Please Love Me Credit Liam Rigby
Please Love Me Credit Liam Rigby

Pleasance Dome (Ace Dome)

2nd – 26th August (not 7th, 14th or 21st August)

Book Tickets

20:20

14+ (Guideline)

Created by performer, Clementine Bogg-Hargroves with Zoey Barnes (who also directs) the long-term collaborators last saw fringe success with stark, funny and sometimes shocking onewoman show Skank which, also produced by Mark Ashmore, received numerous five star reviews, sold out its run in 2021 and was nominated for the Offies 2021 OffFest award.

Please Love Me is the second full length play from Clementine Bogg-Hargroves and Zoey Barnes.

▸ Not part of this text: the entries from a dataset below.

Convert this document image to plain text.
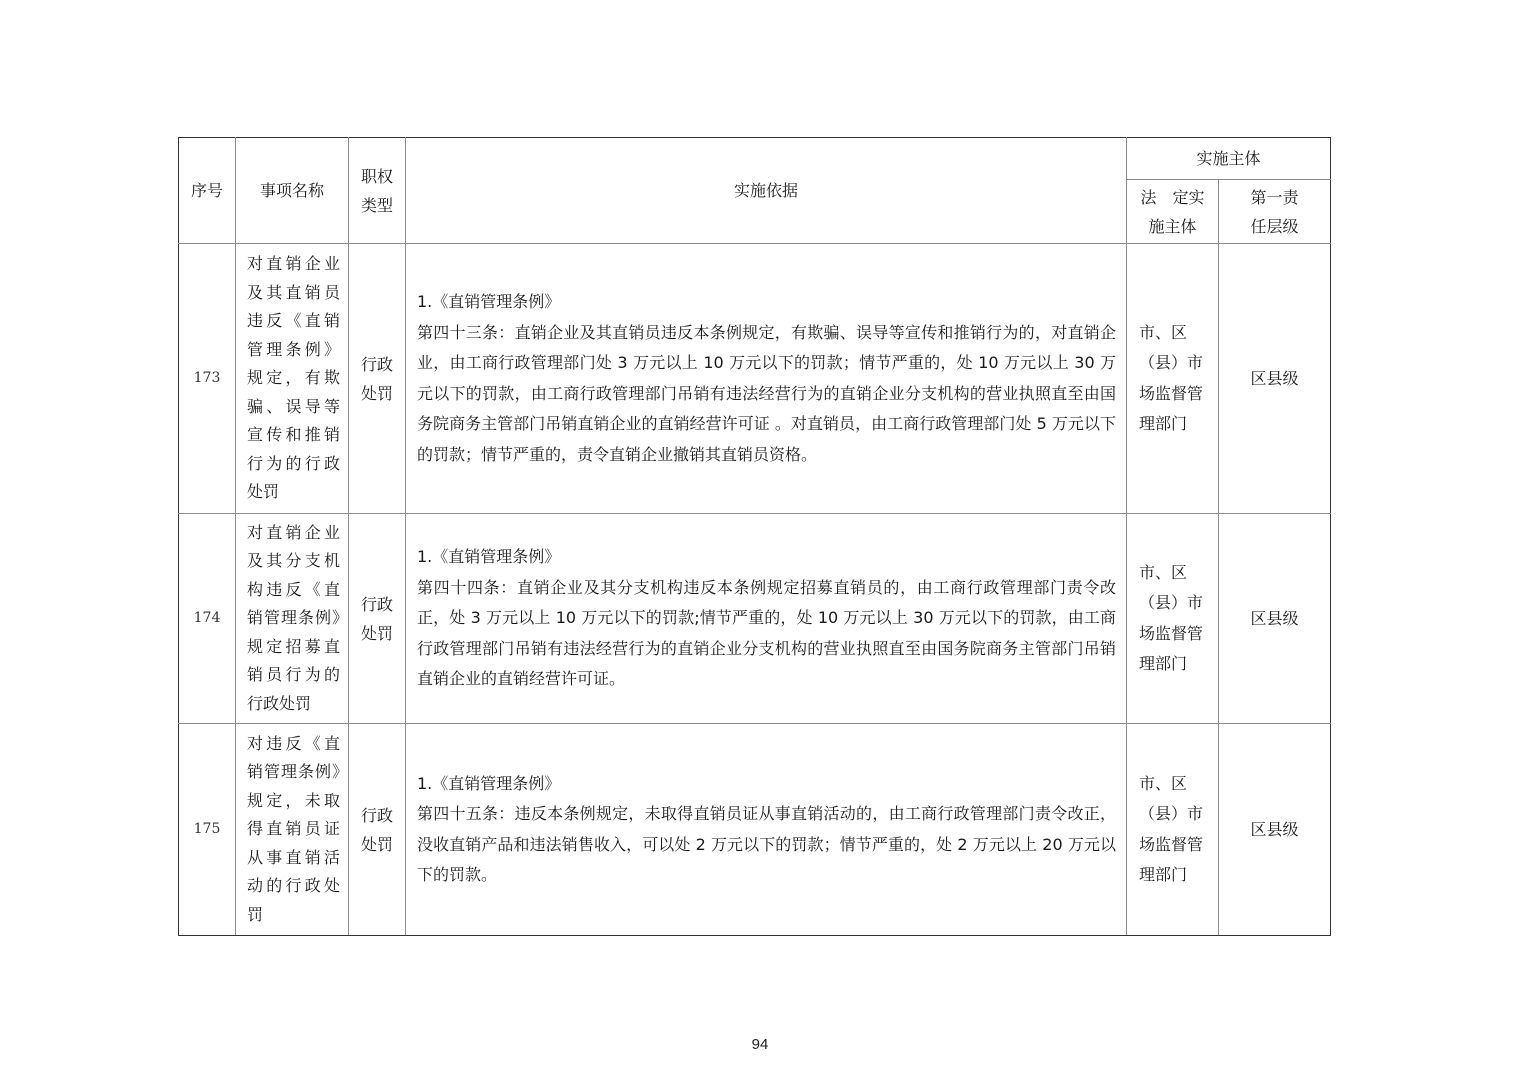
序号	事项名称	职权类型	实施依据	实施主体	
				法　定实施主体	第一责任层级
173	对直销企业及其直销员违反《直销管理条例》规定，有欺骗、误导等宣传和推销行为的行政处罚	行政处罚	1.《直销管理条例》
第四十三条：直销企业及其直销员违反本条例规定，有欺骗、误导等宣传和推销行为的，对直销企业，由工商行政管理部门处 3 万元以上 10 万元以下的罚款；情节严重的，处 10 万元以上 30 万元以下的罚款，由工商行政管理部门吊销有违法经营行为的直销企业分支机构的营业执照直至由国务院商务主管部门吊销直销企业的直销经营许可证 。对直销员，由工商行政管理部门处 5 万元以下的罚款；情节严重的，责令直销企业撤销其直销员资格。	市、区（县）市场监督管理部门	区县级
174	对直销企业及其分支机构违反《直销管理条例》规定招募直销员行为的行政处罚	行政处罚	1.《直销管理条例》
第四十四条：直销企业及其分支机构违反本条例规定招募直销员的，由工商行政管理部门责令改正，处 3 万元以上 10 万元以下的罚款;情节严重的，处 10 万元以上 30 万元以下的罚款，由工商行政管理部门吊销有违法经营行为的直销企业分支机构的营业执照直至由国务院商务主管部门吊销直销企业的直销经营许可证。	市、区（县）市场监督管理部门	区县级
175	对违反《直销管理条例》规定，未取得直销员证从事直销活动的行政处罚	行政处罚	1.《直销管理条例》
第四十五条：违反本条例规定，未取得直销员证从事直销活动的，由工商行政管理部门责令改正，没收直销产品和违法销售收入，可以处 2 万元以下的罚款；情节严重的，处 2 万元以上 20 万元以下的罚款。	市、区（县）市场监督管理部门	区县级
94
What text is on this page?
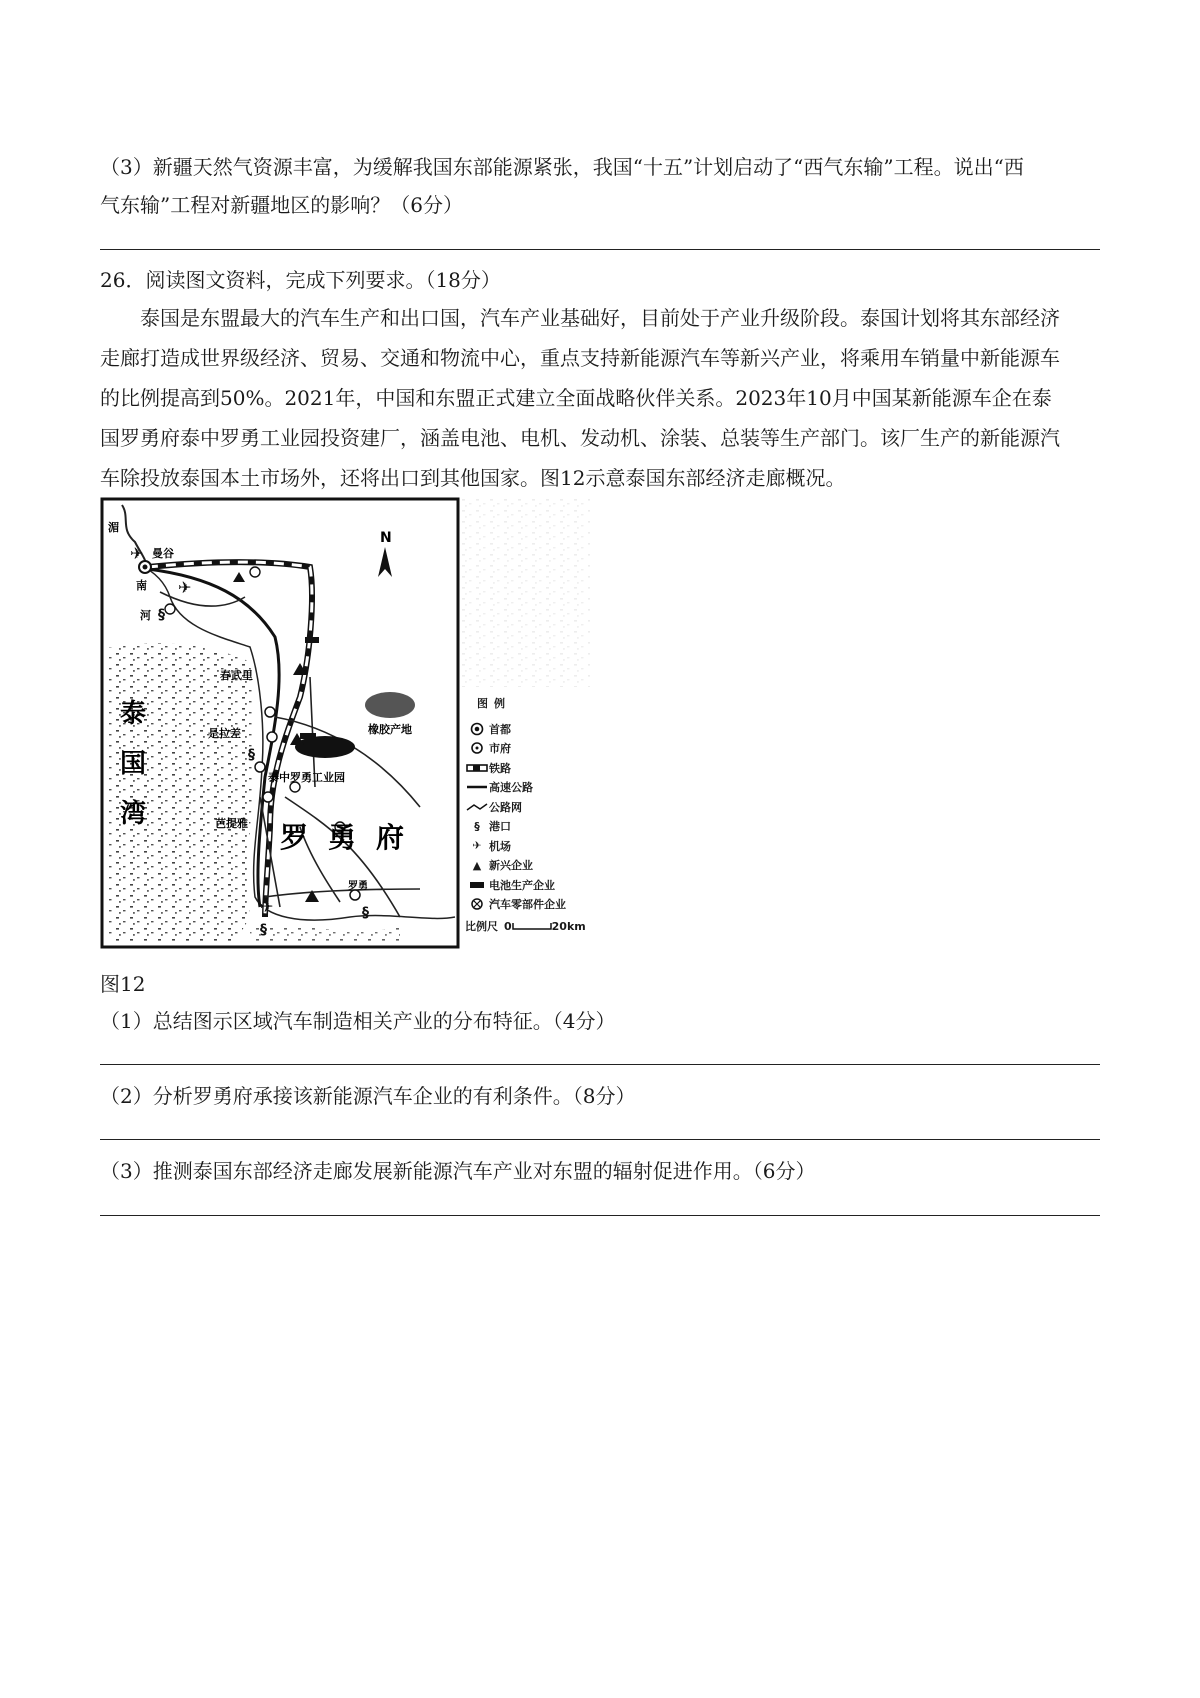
（3）新疆天然气资源丰富，为缓解我国东部能源紧张，我国“十五”计划启动了“西气东输”工程。说出“西
气东输”工程对新疆地区的影响？（6分）
26．阅读图文资料，完成下列要求。（18分）
泰国是东盟最大的汽车生产和出口国，汽车产业基础好，目前处于产业升级阶段。泰国计划将其东部经济
走廊打造成世界级经济、贸易、交通和物流中心，重点支持新能源汽车等新兴产业，将乘用车销量中新能源车
的比例提高到50%。2021年，中国和东盟正式建立全面战略伙伴关系。2023年10月中国某新能源车企在泰
国罗勇府泰中罗勇工业园投资建厂，涵盖电池、电机、发动机、涂装、总装等生产部门。该厂生产的新能源汽
车除投放泰国本土市场外，还将出口到其他国家。图12示意泰国东部经济走廊概况。
✈
✈
✈
§
§
§
§
N
曼谷
湄
南
河
春武里
是拉差
芭提雅
泰中罗勇工业园
橡胶产地
罗勇
罗勇府
泰
国
湾
图例
首都
市府
铁路
高速公路
公路网
§ 港口
✈ 机场
▲ 新兴企业
电池生产企业
汽车零部件企业
比例尺 0	20km
图12
（1）总结图示区域汽车制造相关产业的分布特征。（4分）
（2）分析罗勇府承接该新能源汽车企业的有利条件。（8分）
（3）推测泰国东部经济走廊发展新能源汽车产业对东盟的辐射促进作用。（6分）
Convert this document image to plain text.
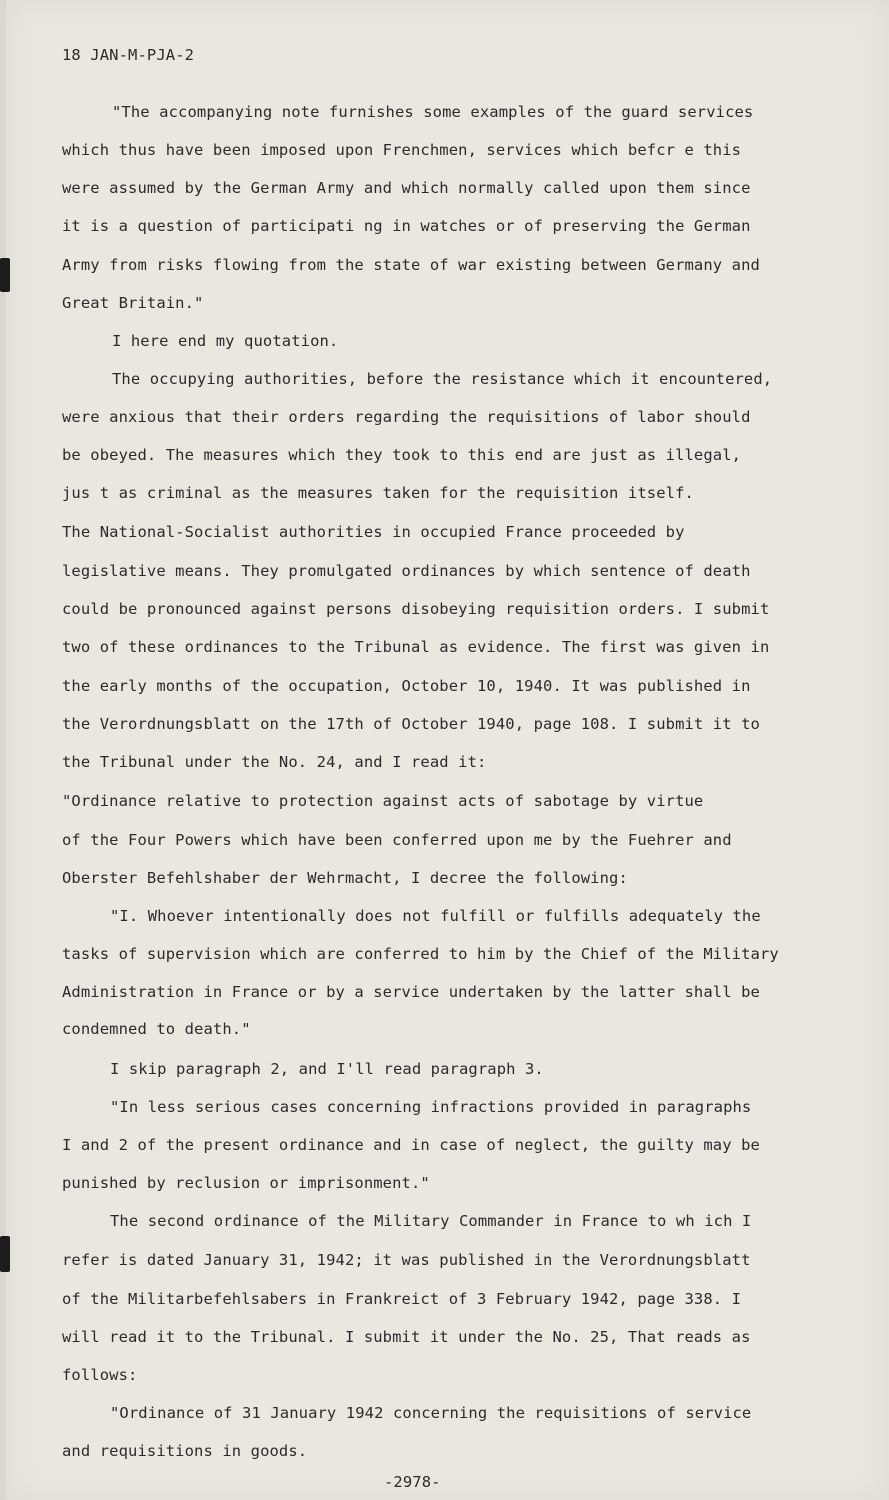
18 JAN-M-PJA-2
"The accompanying note furnishes some examples of the guard services
which thus have been imposed upon Frenchmen, services which befcr e this
were assumed by the German Army and which normally called upon them since
it is a question of participati ng in watches or of preserving the German
Army from risks flowing from the state of war existing between Germany and
Great Britain."
I here end my quotation.
The occupying authorities, before the resistance which it encountered,
were anxious that their orders regarding the requisitions of labor should
be obeyed. The measures which they took to this end are just as illegal,
jus t as criminal as the measures taken for the requisition itself.
The National-Socialist authorities in occupied France proceeded by
legislative means. They promulgated ordinances by which sentence of death
could be pronounced against persons disobeying requisition orders. I submit
two of these ordinances to the Tribunal as evidence. The first was given in
the early months of the occupation, October 10, 1940. It was published in
the Verordnungsblatt on the 17th of October 1940, page 108. I submit it to
the Tribunal under the No. 24, and I read it:
"Ordinance relative to protection against acts of sabotage by virtue
of the Four Powers which have been conferred upon me by the Fuehrer and
Oberster Befehlshaber der Wehrmacht, I decree the following:
"I. Whoever intentionally does not fulfill or fulfills adequately the
tasks of supervision which are conferred to him by the Chief of the Military
Administration in France or by a service undertaken by the latter shall be
condemned to death."
I skip paragraph 2, and I'll read paragraph 3.
"In less serious cases concerning infractions provided in paragraphs
I and 2 of the present ordinance and in case of neglect, the guilty may be
punished by reclusion or imprisonment."
The second ordinance of the Military Commander in France to wh ich I
refer is dated January 31, 1942; it was published in the Verordnungsblatt
of the Militarbefehlsabers in Frankreict of 3 February 1942, page 338. I
will read it to the Tribunal. I submit it under the No. 25, That reads as
follows:
"Ordinance of 31 January 1942 concerning the requisitions of service
and requisitions in goods.
-2978-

And whilst Skank was certainly semi-autobiographical, this work is all the more personal and all the more autobiographical. The whirlwind show sweeps the audience into the mind of a teenager and explores the flux and change experienced in the life shaping time after childhood, finding your feet in adulthood. Feeling all powerful and entirely powerless, full of hope and full of despair, having fierce ambition yet being totally directionless. Skank was dark, Please Love Me is darker, a work that deliberately messes with form, style and tone. But it’s a comedy, we promise.

Please Love Me is a one-woman tragi-comic spectacle about a teenage girl making all her first mistakes and what’s happening in her head as these experiences shape her. Our protagonist cheats on her boyfriend (a lot), gets pregnant with her first love who seems to despise her, works as a stripper, loses her best mate and goes on what turns out to be a bit of a traumatising trip to the Middle East. In this highly personal show, Clementine Bogg-Hargroves draws heavily on her own experiences of growing up to explore themes of morality, strength and the difference between love and validation (can we ever really be sure we’ve learned how to tell the difference?)

       

 “Good thing I was such a nightmare back then, otherwise this show would be really boring.”

Clementine Bogg-Hargroves reflects on her past experiences through movement, pole dancing, 2000s clubland style original songs and storytelling, with music by George Roberts and director Zoey Barnes also co-devising lyrics from Clem’s perspective. All this combines with fiercely personal storytelling to create a blissful, challenging mix that spans from silly comedy to provocative art.